Bossier needs flexibility for downscaled Cyber Command

For months we’ve heard excited talk from the local political class about the potential permanent coming of the Air Force’s Cyber Command, a new division of the service that would administratively consolidate functions dealing with cyberwarfare, to join a couple of others at Barksdale Air Force Base. Fueling it has been the establishment of the provisional command there, which in other situations almost always has meant the permanent command locates at that base.

Salivating local boosters on both sides of the river had thrown around figures such as thousands of jobs created and over $100 million in economic impact. In order to land it, local Bossier government has pumped in $50 million, a figure the state has matched plus $7 million, to build the Cyber Innovation Center that would serve as an incubator for businesses connected to the command and this is trumpeted as a shot in the arm of the local economy like none else since … well, Barksdale itself.

But the one thing nobody, at least publicly, seems to be talking about is what if rather than the whole only a part, or even none, of the command’s functions end up at Barksdale?


This is becoming a distinct possibility. A year ago when the Air Force started serious discussion of the matter, things really looked like they were headed in Barksdale’s direction as only a couple of other installations seemed as if they were going to compete or were caught napping concerning the opportunity. Parish interests hoped the matter would be decidedly quickly and they appeared to be the only ones marketing and dangling incentives.

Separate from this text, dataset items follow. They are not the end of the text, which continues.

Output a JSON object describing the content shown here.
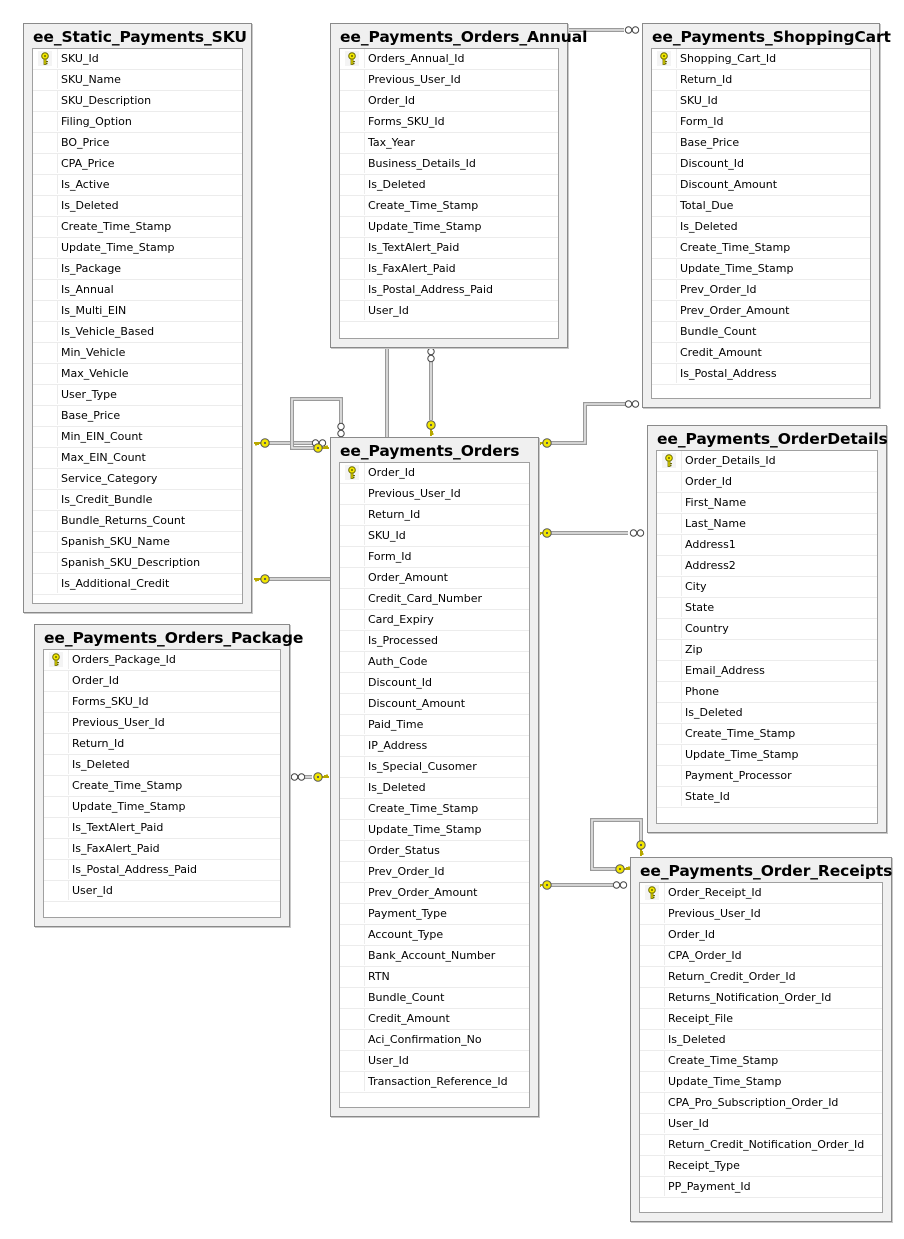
{
  "diagram": {
    "type": "database-schema",
    "tables": [
      {
        "id": "sku",
        "name": "ee_Static_Payments_SKU",
        "primary_key": "SKU_Id",
        "columns": [
          "SKU_Id",
          "SKU_Name",
          "SKU_Description",
          "Filing_Option",
          "BO_Price",
          "CPA_Price",
          "Is_Active",
          "Is_Deleted",
          "Create_Time_Stamp",
          "Update_Time_Stamp",
          "Is_Package",
          "Is_Annual",
          "Is_Multi_EIN",
          "Is_Vehicle_Based",
          "Min_Vehicle",
          "Max_Vehicle",
          "User_Type",
          "Base_Price",
          "Min_EIN_Count",
          "Max_EIN_Count",
          "Service_Category",
          "Is_Credit_Bundle",
          "Bundle_Returns_Count",
          "Spanish_SKU_Name",
          "Spanish_SKU_Description",
          "Is_Additional_Credit"
        ]
      },
      {
        "id": "annual",
        "name": "ee_Payments_Orders_Annual",
        "primary_key": "Orders_Annual_Id",
        "columns": [
          "Orders_Annual_Id",
          "Previous_User_Id",
          "Order_Id",
          "Forms_SKU_Id",
          "Tax_Year",
          "Business_Details_Id",
          "Is_Deleted",
          "Create_Time_Stamp",
          "Update_Time_Stamp",
          "Is_TextAlert_Paid",
          "Is_FaxAlert_Paid",
          "Is_Postal_Address_Paid",
          "User_Id"
        ]
      },
      {
        "id": "cart",
        "name": "ee_Payments_ShoppingCart",
        "primary_key": "Shopping_Cart_Id",
        "columns": [
          "Shopping_Cart_Id",
          "Return_Id",
          "SKU_Id",
          "Form_Id",
          "Base_Price",
          "Discount_Id",
          "Discount_Amount",
          "Total_Due",
          "Is_Deleted",
          "Create_Time_Stamp",
          "Update_Time_Stamp",
          "Prev_Order_Id",
          "Prev_Order_Amount",
          "Bundle_Count",
          "Credit_Amount",
          "Is_Postal_Address"
        ]
      },
      {
        "id": "orders",
        "name": "ee_Payments_Orders",
        "primary_key": "Order_Id",
        "columns": [
          "Order_Id",
          "Previous_User_Id",
          "Return_Id",
          "SKU_Id",
          "Form_Id",
          "Order_Amount",
          "Credit_Card_Number",
          "Card_Expiry",
          "Is_Processed",
          "Auth_Code",
          "Discount_Id",
          "Discount_Amount",
          "Paid_Time",
          "IP_Address",
          "Is_Special_Cusomer",
          "Is_Deleted",
          "Create_Time_Stamp",
          "Update_Time_Stamp",
          "Order_Status",
          "Prev_Order_Id",
          "Prev_Order_Amount",
          "Payment_Type",
          "Account_Type",
          "Bank_Account_Number",
          "RTN",
          "Bundle_Count",
          "Credit_Amount",
          "Aci_Confirmation_No",
          "User_Id",
          "Transaction_Reference_Id"
        ]
      },
      {
        "id": "details",
        "name": "ee_Payments_OrderDetails",
        "primary_key": "Order_Details_Id",
        "columns": [
          "Order_Details_Id",
          "Order_Id",
          "First_Name",
          "Last_Name",
          "Address1",
          "Address2",
          "City",
          "State",
          "Country",
          "Zip",
          "Email_Address",
          "Phone",
          "Is_Deleted",
          "Create_Time_Stamp",
          "Update_Time_Stamp",
          "Payment_Processor",
          "State_Id"
        ]
      },
      {
        "id": "package",
        "name": "ee_Payments_Orders_Package",
        "primary_key": "Orders_Package_Id",
        "columns": [
          "Orders_Package_Id",
          "Order_Id",
          "Forms_SKU_Id",
          "Previous_User_Id",
          "Return_Id",
          "Is_Deleted",
          "Create_Time_Stamp",
          "Update_Time_Stamp",
          "Is_TextAlert_Paid",
          "Is_FaxAlert_Paid",
          "Is_Postal_Address_Paid",
          "User_Id"
        ]
      },
      {
        "id": "receipts",
        "name": "ee_Payments_Order_Receipts",
        "primary_key": "Order_Receipt_Id",
        "columns": [
          "Order_Receipt_Id",
          "Previous_User_Id",
          "Order_Id",
          "CPA_Order_Id",
          "Return_Credit_Order_Id",
          "Returns_Notification_Order_Id",
          "Receipt_File",
          "Is_Deleted",
          "Create_Time_Stamp",
          "Update_Time_Stamp",
          "CPA_Pro_Subscription_Order_Id",
          "User_Id",
          "Return_Credit_Notification_Order_Id",
          "Receipt_Type",
          "PP_Payment_Id"
        ]
      }
    ],
    "relationships": [
      {
        "from": "sku",
        "to": "orders",
        "one_end": "sku",
        "many_end": "orders"
      },
      {
        "from": "sku",
        "to": "orders",
        "one_end": "sku",
        "many_end": "orders"
      },
      {
        "from": "orders",
        "to": "orders",
        "self_reference": true
      },
      {
        "from": "orders",
        "to": "annual",
        "one_end": "orders",
        "many_end": "annual"
      },
      {
        "from": "annual",
        "to": "cart",
        "many_end": "cart"
      },
      {
        "from": "orders",
        "to": "cart",
        "one_end": "orders",
        "many_end": "cart"
      },
      {
        "from": "orders",
        "to": "details",
        "one_end": "orders",
        "many_end": "details"
      },
      {
        "from": "orders",
        "to": "package",
        "one_end": "orders",
        "many_end": "package"
      },
      {
        "from": "orders",
        "to": "receipts",
        "one_end": "orders",
        "many_end": "receipts"
      },
      {
        "from": "receipts",
        "to": "receipts",
        "self_reference": true
      }
    ],
    "colors": {
      "key_icon": "#f2e600",
      "table_frame": "#f0f0f0",
      "line": "#9a9a9a"
    }
  }
}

But then the delays came, probably as other national politicians became aware of the potential of the command for local economic development, whether alerted by their local interests, and got more and more applicants to line up to compete so that now over 50 sites are in the running. Frankly, in terms of local intellectual capital, infrastructure, and business environments, some have more, even much more, to bring to the table than Shreveport/Bossier City. And, increasingly obviously, it seems the solution to this dilemma is to do what Congress always does when it has a prize to distribute that isn’t like a Solomonic baby – divide it.

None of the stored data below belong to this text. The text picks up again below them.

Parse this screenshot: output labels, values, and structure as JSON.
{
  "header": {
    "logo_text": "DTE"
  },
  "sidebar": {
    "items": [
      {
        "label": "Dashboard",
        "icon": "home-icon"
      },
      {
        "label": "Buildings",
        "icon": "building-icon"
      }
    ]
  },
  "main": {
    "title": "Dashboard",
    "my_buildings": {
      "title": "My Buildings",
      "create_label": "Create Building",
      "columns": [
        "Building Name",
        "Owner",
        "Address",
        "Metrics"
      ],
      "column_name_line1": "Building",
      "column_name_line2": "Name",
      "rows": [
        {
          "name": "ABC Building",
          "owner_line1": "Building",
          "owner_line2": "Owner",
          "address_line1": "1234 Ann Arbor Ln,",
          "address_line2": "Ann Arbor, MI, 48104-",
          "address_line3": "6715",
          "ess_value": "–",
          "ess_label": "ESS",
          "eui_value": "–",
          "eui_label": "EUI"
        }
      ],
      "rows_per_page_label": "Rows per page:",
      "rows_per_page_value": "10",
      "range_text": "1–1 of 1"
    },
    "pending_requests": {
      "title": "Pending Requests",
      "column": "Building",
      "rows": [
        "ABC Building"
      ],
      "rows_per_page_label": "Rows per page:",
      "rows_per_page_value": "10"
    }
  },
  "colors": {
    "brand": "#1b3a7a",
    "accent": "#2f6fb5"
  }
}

Politicians and those affiliated with the Cyber Innovation Center in a low key manner have been adjusting expectations downwards for Barksdale, already putting the optimistic view of jobs created at around 500 and chirping that they expected, being the nature of cyberspace, that many different locations would end performing functions associated with the command. Hopefully, their strategic planning behind the scenes also has taken this ratcheting down of expectations into account.

The hard question has to be asked – will the reduced level of activity associated with cyber activities make prudent the downscaling of governments’ financial commitments, or any commitment at all? The last thing Bossier and state taxpayers need to pay out for is something akin to Shreveport’s Biomedical Research Foundation, whose slick annual report touts all of sorts of things for the more than $2 million sliced off from local government last year – except for an exact list of number of jobs directly created by the enterprise with $43 million in assets that would not otherwise have appeared in the area which is unlikely to reach triple digits.

Sufficed to say, the economic impact of the BMRF has been insufficient to match the tens of millions of taxpayers’ dollars shoveled towards it over the years. The CIC hopes to avoid a similar situation of using the people’s money by government as venture capital because it will not have to attract an entity or more on which to anchor itself. But if too small of a share of the Cyber Command heads this way, it will end up like the BMRF and both local and state taxpayer dollars will be frittered away.

Even though construction already has begun on the permanent home for the CIC, responsible leadership mandates that enough flexibility exists in the planning to downsize the operation if that’s what needs to be done. No such leadership has been offered publicly by Bossier politicians; we only can hope in private they have planned for contingencies so the typical Bossier fascination with using government to try to create economic growth won’t burn the citizenry yet again.